📖Programming Language Pragmatics

Scott, Michael
  • The first C++ compiler was not a preprocessor. It thoroughly analyzed the code and produced C output that was always correct. Any errors would be reported by C++ compiler itself. → The first C++ compiler was not a preprocessor
  • Compiler vs. preprocessor. The difference is in how well they understand the source code. (Preprocessor does not understand the internal structure of the language.)
  • p.21 bootstrapping compiler + bootstrapped Pascal

    • pascal bootstrapping via VM
  • Compilation pass vs. phase. Pass means all previous passes have finished and next can only start when the current pass is finished.
  • BNF was devised for definition of Algol-60 (p.49)
  • John Backus was also inventor of Fortran (p.49)
  • Hand-coding scanner is often used for production compilers because it’s fast (faster than generating scanner from regexes)
  • (p.64) In pre-Fortran 90

    ! This is loop header
    DO 5 I = 1,25
    ! this is assignment to DO5I variable
    DO 5 I = 1.25

    DO is either keyword or part of identifier.
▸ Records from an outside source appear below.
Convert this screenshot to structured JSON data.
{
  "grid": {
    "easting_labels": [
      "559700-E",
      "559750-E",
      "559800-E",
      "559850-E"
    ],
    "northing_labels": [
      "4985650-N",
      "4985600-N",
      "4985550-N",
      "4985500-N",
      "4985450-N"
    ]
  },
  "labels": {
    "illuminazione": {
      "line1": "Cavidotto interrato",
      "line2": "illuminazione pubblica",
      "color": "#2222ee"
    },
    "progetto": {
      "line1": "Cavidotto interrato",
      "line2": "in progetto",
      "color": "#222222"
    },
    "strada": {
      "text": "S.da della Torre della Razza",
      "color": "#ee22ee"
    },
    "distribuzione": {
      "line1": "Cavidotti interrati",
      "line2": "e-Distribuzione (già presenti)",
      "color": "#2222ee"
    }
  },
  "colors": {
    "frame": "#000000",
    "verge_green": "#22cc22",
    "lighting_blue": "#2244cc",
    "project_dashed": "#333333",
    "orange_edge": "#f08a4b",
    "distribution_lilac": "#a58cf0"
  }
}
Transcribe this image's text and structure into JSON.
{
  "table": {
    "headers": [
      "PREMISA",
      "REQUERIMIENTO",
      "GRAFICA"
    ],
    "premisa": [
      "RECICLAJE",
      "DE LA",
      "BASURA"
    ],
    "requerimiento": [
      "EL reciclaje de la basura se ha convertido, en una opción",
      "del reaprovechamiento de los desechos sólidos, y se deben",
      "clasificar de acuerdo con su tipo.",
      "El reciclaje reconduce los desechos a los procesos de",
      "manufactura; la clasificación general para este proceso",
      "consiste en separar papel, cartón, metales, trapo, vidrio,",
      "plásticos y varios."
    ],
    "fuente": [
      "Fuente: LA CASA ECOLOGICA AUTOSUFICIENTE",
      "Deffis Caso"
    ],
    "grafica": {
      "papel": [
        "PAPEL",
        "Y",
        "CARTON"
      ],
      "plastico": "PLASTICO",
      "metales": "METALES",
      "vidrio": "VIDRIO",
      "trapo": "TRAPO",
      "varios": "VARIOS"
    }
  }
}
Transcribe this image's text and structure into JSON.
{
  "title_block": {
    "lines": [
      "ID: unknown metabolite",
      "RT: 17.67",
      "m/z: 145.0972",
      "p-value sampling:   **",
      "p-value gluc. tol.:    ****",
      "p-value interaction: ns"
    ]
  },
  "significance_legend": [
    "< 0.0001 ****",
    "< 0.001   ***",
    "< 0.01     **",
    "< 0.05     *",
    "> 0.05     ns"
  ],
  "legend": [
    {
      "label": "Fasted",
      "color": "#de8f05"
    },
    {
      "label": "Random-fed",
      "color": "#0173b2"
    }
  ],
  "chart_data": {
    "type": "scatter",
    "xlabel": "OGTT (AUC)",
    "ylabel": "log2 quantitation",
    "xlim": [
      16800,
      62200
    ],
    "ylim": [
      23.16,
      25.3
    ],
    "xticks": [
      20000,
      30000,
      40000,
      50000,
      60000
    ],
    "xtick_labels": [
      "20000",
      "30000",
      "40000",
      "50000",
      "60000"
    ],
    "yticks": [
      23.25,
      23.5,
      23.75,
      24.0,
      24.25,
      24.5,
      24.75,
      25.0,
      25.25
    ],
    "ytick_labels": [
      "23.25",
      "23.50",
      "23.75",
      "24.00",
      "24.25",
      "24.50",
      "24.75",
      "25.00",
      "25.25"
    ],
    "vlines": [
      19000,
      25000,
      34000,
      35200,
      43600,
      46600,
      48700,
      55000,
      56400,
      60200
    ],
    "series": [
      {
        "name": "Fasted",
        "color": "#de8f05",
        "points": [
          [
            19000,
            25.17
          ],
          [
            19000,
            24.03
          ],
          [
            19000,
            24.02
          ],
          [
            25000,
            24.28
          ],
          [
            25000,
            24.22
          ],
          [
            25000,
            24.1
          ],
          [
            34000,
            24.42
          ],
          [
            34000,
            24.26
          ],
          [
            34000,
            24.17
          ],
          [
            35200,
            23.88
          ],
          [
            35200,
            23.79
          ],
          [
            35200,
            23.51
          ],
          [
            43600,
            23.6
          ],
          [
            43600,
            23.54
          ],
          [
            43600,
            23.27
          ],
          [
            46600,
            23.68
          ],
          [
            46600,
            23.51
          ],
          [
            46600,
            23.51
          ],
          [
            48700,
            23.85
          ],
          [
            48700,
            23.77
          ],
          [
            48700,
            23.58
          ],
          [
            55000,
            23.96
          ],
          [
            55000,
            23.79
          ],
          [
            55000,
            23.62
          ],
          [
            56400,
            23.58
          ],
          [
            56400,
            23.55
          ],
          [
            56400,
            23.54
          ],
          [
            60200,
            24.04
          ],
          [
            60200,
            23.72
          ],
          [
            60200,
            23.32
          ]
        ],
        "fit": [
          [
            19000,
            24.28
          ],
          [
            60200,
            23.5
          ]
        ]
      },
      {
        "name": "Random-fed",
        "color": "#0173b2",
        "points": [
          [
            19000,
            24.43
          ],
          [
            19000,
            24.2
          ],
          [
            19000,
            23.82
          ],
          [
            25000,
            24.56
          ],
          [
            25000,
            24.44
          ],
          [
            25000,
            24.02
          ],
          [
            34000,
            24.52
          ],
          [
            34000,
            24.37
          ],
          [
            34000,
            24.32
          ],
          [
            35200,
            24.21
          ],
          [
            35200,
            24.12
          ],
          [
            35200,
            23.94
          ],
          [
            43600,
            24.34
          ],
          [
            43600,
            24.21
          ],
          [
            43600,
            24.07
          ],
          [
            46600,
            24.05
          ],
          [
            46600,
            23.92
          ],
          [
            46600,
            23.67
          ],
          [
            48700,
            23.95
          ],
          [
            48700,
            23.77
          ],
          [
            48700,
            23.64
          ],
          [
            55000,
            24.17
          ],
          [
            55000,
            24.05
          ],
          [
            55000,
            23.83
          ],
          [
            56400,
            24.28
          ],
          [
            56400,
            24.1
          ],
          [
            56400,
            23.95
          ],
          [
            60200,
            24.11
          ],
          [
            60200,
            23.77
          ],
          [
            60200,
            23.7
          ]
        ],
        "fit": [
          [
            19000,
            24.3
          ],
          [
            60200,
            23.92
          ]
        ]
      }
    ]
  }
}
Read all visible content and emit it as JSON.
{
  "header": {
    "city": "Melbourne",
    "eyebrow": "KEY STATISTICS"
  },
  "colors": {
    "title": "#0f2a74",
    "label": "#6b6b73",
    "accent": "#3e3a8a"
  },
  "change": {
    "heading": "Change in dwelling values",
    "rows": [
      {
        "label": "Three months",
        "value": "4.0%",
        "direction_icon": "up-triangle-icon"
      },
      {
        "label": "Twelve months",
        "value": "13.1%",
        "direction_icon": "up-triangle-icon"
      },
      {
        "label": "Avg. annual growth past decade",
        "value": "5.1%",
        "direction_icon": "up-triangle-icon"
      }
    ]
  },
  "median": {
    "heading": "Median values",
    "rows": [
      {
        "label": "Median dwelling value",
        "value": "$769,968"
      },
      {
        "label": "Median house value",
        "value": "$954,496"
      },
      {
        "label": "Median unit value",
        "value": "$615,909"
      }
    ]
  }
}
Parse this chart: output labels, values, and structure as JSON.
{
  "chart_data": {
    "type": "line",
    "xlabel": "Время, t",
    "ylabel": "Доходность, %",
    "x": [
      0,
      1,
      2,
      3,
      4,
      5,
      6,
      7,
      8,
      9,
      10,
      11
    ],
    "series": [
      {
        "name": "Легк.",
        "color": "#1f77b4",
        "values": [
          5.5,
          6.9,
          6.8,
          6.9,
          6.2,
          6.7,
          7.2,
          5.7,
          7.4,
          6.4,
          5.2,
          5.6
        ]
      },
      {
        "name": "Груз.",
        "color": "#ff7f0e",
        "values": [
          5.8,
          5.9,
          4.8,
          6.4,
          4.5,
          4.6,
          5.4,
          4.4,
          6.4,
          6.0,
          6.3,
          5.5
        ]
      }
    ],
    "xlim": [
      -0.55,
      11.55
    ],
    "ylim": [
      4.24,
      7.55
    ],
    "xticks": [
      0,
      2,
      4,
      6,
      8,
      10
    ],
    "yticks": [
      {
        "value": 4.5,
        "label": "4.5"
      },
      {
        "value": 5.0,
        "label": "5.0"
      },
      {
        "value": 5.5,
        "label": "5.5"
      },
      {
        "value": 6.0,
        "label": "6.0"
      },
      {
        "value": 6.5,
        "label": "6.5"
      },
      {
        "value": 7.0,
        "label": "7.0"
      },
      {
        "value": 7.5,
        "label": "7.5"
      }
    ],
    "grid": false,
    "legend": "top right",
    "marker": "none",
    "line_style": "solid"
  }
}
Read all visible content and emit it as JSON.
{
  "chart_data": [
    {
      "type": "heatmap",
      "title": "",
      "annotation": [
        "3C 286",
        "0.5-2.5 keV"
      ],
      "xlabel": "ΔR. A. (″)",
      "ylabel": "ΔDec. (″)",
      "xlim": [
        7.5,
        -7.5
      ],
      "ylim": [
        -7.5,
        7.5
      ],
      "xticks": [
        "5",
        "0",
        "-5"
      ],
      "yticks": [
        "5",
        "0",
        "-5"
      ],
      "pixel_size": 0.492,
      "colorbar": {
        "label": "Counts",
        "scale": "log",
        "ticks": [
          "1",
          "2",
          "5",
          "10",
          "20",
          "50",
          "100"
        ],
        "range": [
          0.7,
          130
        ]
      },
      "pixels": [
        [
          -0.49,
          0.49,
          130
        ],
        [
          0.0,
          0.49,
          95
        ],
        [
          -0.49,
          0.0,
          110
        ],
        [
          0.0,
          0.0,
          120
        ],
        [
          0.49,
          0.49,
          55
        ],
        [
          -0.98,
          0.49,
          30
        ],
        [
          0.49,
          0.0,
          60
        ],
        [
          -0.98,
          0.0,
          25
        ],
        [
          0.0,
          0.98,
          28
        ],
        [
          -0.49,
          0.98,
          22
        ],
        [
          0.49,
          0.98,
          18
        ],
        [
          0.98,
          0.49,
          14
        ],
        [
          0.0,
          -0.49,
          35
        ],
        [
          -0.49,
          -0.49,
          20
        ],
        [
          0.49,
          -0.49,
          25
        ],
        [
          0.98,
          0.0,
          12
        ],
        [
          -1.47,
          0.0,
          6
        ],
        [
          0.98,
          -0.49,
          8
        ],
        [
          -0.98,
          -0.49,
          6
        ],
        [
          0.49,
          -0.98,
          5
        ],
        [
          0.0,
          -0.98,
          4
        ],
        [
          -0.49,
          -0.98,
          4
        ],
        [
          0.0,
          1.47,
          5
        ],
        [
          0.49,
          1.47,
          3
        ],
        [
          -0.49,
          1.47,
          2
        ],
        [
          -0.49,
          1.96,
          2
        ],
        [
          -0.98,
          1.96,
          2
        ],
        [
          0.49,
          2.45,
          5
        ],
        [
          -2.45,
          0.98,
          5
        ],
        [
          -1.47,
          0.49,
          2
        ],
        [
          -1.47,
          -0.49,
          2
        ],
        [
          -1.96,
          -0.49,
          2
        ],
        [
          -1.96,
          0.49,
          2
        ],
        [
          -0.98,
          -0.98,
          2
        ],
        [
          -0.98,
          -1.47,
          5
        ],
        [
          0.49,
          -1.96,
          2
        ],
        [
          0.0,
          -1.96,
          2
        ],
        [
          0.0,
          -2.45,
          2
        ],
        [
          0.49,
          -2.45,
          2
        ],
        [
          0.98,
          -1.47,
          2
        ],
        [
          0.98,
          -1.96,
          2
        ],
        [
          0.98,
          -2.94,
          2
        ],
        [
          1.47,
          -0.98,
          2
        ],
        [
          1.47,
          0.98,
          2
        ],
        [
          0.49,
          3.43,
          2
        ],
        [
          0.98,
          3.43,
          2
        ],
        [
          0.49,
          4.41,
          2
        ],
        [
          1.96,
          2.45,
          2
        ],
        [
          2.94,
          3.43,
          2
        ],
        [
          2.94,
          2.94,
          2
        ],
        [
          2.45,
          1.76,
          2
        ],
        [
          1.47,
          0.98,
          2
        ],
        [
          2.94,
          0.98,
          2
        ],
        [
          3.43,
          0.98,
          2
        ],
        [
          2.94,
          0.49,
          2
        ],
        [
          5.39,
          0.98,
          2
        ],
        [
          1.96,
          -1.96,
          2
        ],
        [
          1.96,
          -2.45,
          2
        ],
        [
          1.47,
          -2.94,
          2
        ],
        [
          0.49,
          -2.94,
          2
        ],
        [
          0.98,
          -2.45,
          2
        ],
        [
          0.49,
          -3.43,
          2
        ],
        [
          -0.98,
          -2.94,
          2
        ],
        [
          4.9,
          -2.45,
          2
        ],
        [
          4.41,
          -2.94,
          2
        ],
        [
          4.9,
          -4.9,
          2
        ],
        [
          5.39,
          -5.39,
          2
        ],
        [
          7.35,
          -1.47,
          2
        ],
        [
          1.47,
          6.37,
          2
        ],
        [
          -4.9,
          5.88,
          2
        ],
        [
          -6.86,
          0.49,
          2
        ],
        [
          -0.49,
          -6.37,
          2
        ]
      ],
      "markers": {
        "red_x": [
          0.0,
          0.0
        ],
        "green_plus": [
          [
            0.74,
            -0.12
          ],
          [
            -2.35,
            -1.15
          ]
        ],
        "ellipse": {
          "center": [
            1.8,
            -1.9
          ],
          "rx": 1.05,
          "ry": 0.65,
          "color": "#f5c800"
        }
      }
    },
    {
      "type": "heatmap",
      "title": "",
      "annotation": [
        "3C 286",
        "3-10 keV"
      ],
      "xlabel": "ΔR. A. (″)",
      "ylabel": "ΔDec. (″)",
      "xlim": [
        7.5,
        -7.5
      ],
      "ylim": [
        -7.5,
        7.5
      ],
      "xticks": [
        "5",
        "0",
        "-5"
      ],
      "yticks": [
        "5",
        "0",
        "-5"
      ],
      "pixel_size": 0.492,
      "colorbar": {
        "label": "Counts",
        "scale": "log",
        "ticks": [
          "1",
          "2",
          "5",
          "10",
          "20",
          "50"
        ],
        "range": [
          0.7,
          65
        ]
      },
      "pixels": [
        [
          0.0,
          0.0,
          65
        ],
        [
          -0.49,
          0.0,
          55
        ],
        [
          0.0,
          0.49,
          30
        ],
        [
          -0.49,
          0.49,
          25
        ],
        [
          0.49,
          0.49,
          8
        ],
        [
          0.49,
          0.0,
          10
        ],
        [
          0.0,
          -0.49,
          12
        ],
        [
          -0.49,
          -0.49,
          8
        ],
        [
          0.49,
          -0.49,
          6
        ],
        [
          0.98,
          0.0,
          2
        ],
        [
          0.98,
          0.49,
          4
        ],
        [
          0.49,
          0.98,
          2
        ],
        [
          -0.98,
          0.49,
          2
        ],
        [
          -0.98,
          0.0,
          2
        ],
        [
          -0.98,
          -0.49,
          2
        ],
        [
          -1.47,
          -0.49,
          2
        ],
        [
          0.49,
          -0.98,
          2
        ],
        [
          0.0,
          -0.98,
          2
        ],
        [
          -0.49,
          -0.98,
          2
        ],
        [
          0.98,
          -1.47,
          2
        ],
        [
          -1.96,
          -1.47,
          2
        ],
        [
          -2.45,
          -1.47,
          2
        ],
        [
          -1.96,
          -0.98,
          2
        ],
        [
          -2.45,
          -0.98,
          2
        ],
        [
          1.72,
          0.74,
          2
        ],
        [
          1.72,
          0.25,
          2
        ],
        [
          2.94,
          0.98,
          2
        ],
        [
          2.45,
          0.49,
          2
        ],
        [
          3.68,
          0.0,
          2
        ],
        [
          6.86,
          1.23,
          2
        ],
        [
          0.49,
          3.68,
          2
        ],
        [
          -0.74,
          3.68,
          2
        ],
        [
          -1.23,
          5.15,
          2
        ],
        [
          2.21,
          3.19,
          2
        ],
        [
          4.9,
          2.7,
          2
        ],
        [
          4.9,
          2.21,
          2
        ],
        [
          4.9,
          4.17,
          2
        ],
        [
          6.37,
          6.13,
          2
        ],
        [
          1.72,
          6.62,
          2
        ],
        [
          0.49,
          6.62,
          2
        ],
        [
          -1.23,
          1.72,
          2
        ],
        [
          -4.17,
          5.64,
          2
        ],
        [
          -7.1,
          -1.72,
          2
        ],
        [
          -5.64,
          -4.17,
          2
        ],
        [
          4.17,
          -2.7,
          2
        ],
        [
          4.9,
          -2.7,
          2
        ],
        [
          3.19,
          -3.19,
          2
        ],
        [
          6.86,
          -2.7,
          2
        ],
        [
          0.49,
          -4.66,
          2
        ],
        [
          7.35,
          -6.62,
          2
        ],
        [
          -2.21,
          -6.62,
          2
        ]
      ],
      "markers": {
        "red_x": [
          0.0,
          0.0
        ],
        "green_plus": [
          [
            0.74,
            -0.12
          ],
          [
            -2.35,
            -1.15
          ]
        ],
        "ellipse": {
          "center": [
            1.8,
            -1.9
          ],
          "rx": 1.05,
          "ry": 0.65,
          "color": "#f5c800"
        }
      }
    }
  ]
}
This requires arbitrary lookahead for lexer

  • bottom-up (LR) parsers were first to receive attention of researchers. That’s why bottom-up form is called “canonical.” (p.72)
  • class of LR grammars is larger than LL (p.70)
  • Binding time trade-off (p.117)

    • earlier → faster execution
    • later → more flexibility
  • my_proc.x syntax to access shadowed variable (in Ada)
  • Fortran used to beat C in performance because of aliasing. C assumes pointers may alias and thus cannot perform some optimizations. Fortran just doesn’t have aliases. (p.146)
  • values

    first-class valuesecond-classthird-class
    passed as param++-
    returned from subroutine+--
    assigned into variable+--
  • Lisp uses Cambridge Polish Notation. p.225
  • 0.1 is “repeated decimal” in binary. For certain values of x, (0.1 + x) * 10.0 and 1.0 + (x * 10.0) can differ by as much as 25%, even when 0.1 and x are of the same magnitude. p.243
  • In Ada and and or are not short-circuiting. Short-circuiting versions are and then and or else. p.245
  • Fortran’s for loops do not allow arbitrary modification of the counter variable. That means the compiler can generate a code to pre-compute the number of iterations and iterate faster. (p.264) → Fortran’s specialized for loop can generate faster code

    • Decrement-compare to 0-jump can be performed with a single instruction on many processors.
    • Fortran also requires that bound is computed only once. (C does not.) (p.265)
  • Duff’s device—C hack with interleaving loop + switch in C (by Tom Duff from Lucasfilm)
  • IEEE-754 2008 defines decimal floating-point types. Mantisa and exponent are still binary, but exponent is a power of 10 (not 2). Decimal type has greater precision but smaller range. p.307
  • pointer != address (p.378)

    • pointer is high-level construct that can be implemented as address (or some different way)
  • formal parameter—parameter; actual parameter—argument. (p.411)
  • Eiffel has named constructors §10.3.1 p.496
  • Constructor as method on the class (Eiffel / Smalltalk) §10.3

    • (Rust does something similar but does not introduce class as an object.)
  • Reverse assignment (C#) §10.4

    x ?= y;

    x = dynamic_cast<typeof x>(y);

    assign y to x iff types are compatible; otherwise, assign null

  • fragile base class problem (Java) (p.512)

    If code is compiled against newer version of the class but executed with the older, calling old methods might fail if language uses static dispatch (because offset might have changed)

    • (related to pimpl in C++)